My purchases are of the usual bread, eggs, biscuits, instant noodles kind that is the want of any penny-pinching backpacker to the Himalayan wonderland that is Ladakh. But for the locals shopping alongside me, it is a whole other story.
Sure, there are huge sacks of rice and wheat flour being schlepped upon the backs of porters who scurry about the soon-to-be-shuttered bazaar. But there is also one item that takes prime position on the shopping lists of the locals. The beloved cherma.

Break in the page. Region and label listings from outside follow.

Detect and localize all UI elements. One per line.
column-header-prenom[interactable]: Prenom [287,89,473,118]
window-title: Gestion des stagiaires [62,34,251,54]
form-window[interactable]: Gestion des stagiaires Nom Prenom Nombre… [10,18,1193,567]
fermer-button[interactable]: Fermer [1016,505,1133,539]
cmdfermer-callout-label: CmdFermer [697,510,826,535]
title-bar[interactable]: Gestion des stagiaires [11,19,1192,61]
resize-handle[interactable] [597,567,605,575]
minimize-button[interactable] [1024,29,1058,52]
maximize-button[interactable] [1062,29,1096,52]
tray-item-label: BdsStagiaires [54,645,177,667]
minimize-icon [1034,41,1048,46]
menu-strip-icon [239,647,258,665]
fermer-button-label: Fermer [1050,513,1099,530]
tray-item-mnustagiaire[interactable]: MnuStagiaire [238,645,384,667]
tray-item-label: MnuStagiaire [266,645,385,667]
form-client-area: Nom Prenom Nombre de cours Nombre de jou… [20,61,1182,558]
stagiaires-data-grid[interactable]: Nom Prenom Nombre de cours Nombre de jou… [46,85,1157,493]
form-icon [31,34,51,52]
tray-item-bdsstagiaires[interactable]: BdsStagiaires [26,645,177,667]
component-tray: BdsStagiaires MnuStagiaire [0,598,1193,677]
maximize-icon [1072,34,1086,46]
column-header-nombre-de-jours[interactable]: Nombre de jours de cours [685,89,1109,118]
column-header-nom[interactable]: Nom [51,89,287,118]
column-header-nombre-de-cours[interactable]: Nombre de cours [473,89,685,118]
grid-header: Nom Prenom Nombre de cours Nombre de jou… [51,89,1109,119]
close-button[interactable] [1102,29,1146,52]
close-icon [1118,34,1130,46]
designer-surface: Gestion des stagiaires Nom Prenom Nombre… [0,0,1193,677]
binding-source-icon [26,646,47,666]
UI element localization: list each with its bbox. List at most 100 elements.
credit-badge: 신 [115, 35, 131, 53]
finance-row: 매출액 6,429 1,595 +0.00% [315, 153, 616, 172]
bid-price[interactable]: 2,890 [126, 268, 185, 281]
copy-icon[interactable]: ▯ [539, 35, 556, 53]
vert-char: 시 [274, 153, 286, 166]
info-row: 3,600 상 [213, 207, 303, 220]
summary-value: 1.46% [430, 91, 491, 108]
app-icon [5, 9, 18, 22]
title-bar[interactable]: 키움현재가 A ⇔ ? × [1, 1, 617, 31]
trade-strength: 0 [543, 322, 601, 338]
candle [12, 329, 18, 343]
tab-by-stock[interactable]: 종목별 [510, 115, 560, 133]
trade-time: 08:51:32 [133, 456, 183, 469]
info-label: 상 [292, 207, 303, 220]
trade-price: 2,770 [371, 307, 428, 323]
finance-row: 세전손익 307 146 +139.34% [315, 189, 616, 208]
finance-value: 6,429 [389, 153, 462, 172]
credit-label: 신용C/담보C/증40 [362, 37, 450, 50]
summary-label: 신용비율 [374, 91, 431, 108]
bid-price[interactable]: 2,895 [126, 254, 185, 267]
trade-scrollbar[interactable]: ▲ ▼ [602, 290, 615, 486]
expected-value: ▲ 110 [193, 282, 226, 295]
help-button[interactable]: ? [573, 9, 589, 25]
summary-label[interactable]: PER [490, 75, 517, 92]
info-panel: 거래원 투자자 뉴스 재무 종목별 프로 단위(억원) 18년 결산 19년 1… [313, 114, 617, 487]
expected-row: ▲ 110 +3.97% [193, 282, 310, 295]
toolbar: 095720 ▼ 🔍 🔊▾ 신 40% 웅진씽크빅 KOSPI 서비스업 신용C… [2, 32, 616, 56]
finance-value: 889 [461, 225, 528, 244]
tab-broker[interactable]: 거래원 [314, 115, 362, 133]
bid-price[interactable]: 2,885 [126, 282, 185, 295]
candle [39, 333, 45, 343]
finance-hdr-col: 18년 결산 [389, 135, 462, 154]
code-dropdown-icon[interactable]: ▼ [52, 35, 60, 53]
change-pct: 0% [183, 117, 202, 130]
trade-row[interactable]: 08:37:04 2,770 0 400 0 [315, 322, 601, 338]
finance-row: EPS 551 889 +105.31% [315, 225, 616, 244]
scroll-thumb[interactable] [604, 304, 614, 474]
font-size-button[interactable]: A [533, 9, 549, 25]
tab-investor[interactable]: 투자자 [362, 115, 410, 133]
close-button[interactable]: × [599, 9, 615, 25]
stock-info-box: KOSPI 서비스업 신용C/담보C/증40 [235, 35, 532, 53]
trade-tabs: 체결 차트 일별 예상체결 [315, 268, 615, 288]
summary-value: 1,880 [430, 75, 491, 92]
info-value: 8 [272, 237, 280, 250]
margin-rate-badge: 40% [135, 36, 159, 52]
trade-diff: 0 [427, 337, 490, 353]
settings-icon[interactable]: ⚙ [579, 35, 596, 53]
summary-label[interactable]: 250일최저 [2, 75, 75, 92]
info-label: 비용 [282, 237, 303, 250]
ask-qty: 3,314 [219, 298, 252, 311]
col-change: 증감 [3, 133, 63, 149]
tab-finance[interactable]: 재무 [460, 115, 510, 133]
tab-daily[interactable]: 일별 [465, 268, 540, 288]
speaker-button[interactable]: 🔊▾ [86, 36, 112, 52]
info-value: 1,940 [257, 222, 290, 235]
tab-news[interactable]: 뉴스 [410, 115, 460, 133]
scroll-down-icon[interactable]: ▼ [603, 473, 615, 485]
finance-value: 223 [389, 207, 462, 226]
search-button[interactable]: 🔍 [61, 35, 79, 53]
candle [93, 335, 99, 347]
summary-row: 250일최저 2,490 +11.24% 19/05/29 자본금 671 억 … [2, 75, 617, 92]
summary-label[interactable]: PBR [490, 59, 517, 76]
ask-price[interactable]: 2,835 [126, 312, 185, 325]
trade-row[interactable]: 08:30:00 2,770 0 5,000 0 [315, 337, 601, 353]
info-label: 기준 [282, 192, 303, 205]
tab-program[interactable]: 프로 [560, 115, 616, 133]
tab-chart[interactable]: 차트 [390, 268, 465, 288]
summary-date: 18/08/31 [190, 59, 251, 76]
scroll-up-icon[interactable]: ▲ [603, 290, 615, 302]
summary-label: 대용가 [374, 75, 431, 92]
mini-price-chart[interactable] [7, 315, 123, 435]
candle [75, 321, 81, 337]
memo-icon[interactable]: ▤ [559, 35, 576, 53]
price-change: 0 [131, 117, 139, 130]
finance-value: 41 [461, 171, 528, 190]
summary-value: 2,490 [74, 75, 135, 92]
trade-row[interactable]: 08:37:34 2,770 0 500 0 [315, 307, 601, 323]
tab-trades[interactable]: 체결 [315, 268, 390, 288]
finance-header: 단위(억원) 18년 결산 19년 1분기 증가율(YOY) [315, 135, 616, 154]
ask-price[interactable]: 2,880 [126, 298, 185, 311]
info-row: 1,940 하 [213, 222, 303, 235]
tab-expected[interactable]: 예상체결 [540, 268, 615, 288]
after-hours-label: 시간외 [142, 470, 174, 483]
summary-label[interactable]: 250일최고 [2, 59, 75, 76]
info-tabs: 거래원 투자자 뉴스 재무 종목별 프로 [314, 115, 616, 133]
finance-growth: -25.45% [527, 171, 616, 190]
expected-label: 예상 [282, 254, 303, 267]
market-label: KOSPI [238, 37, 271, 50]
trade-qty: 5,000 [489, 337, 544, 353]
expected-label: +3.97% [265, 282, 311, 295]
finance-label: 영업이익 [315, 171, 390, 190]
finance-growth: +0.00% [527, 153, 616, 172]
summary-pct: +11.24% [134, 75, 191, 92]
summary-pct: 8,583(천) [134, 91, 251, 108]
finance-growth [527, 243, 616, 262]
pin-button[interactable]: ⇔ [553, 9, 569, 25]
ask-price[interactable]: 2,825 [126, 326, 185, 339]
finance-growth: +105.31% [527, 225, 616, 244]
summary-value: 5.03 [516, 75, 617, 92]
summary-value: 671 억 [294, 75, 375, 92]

Known as Leh berry, wonder berry, drilbu or the honorific ‘Ladakh gold’, it is the immunity boosting seabuckthorn berry that is being purchased, en masse, in its myriad avatars. From being imbued in jams and juices to oils and even sacks of the dried up berries, the seabuckthorn berry is omnipresent.
Berry berry good!
Roughly the size of a small, oblong pea, the orange-red hued seabuckthorn berry’s medicinal value has been recognised and prized in the region for centuries. With the ancient, local Ladakhi amchi medicine system placing a high premium on the seabuckthorn berry and its curative properties. Recorded as early as the 8th century in the Tibetan medical classic, the rGyud-bzi, it is said that the berry not just contains a good amount of Vitamin C — said to be 12 times more than an orange — but consuming the berry also boosts immunity, besides being a great tonic for one’s hair and skin.
This, thanks to its high levels of potassium, calcium and Vitamin E. Interestingly, seabuckthorn is the only fruit which contains all types of Omega acids (Omega 3, 6 and 9) as well as the rare Omega 7. I quickly add a couple of bottles of the bright orange coloured seabuckthorn juice to my basket, while I chug down a third right there in the grocery store, even before I square off my bill!
The slightly oily, viscous textured juice has an acidic taste similar to that of a weak mango panna. One that takes me a while to get used to. But it’s a different story with the delicious dried seabuckthorn berries, a small bag full of which I soon purchase a few yards away from a lady at the Tibetan Refugee Market adjacent to the Main Bazaar.
Foraging for gold
I ask the lady about its harvesting, which she tells me is more on the lines of foraging — as one cannot generally cultivate seabuckthorn in the traditional sense. This gathering happens in the autumnal months, from September to November every year, with a lot of care and attention given to the task. Not least of all because of the precarious, hilly terrain the berry shrubs prefer to grow wild amidst.
In Ladakh, the thorny seabuckthorn shrub grows at an average altitude of 2,400 metres above sea level in the Leh, Nubra, Changthang and far north Zanskar valleys. This, I later learn is the direct result of India’s Cold Desert Afforestation Programme that cut a wide swathe across the nation’s Himalayan belt from the late 1990s to the early 2000s.
The drought-resistant and tough-to-cultivate seabuckthorn plant specimen was specifically chosen for greening the mountain terrain after a little scientific intervention to boost its growth. Not just in Ladakh, and its neighbouring regions such as Himachal Pradesh and Uttarakhand, but also in Sikkim and Arunachal Pradesh farther east.
New superfood?
On my last morning in Leh, I make sure to pack an array of seabuckthorn berry-based products to bring back home with me to Mumbai. It feels like I’m precariously teetering on the edge of serendipity, with a drone of questions buzzing through my mind.
Is this perhaps what it felt like before the acai berry stepped out of the Amazon rainforest and became a rage the world over? Ditto for moringa and matcha? Is the seabuckthorn berry the newest superfood discovery of the decade…?
The Mumbai-based writer and restaurant reviewer is passionate about food, travel and luxury, not necessarily in that order.